The movie uses images and deleted footage to place it in the same universe as Sam Raimi’s trilogy. A month after the death of Peter Parker in an explosion at Oscorp where he battled Electro, Miles makes the decision to use his newfound abilities in an attempt to fill the gaping void left by the hero’s absence and restore hope to a city quickly losing it without their web-slinging paragon.

After Miles locates a team of thieves led by Shocker and a gender-flipped version of obscure villain Rocket Racer, who break into a warehouse to steal some of the Green Goblin’s weaponry, he soon discovers whether he has what it takes to be a superhero.

The short was written and directed by filmmaker Tarrell Christie, and was apparently made for a mere $500. Although the judicious use of visual effects (also by Christie) doubtless lowered the price tag, it’s still a spectacular achievement to have made something this high quality so cheaply.

It also wisely skips showing Miles attaining his abilities, and tacitly suggests that with the Friendly Neighborhood Spider-Man out there, he didn’t feel the need to immediately turn to the life of a vigilante. Only after the hero’s death does he first don a mask, with the short’s events detailing his first attempt to take down villains.

Like Peter, Miles is someone with powers, but lacks the training to properly use them right away, making his victory in the various fights far from inevitable conclusions.

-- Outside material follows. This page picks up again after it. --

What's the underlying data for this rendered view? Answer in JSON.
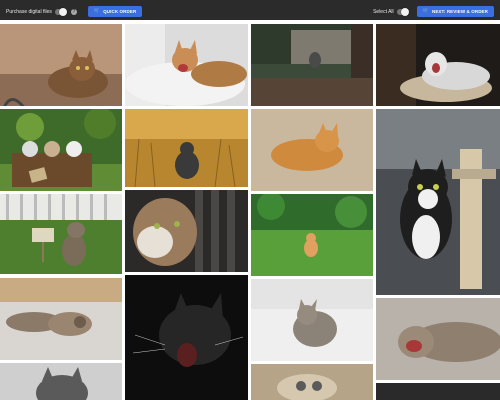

The film also briefly explores why some people turn to a life of crime, there often being more morally ambiguous motivating factors than simple greed, sadism, megalomania or just generic evil leanings.

Fan films come in a multitude of quality levels and understanding of source material, but this version of Miles Morales and Spider-Man is up there with the best of them, and promises greater things to come from the creative team behind it.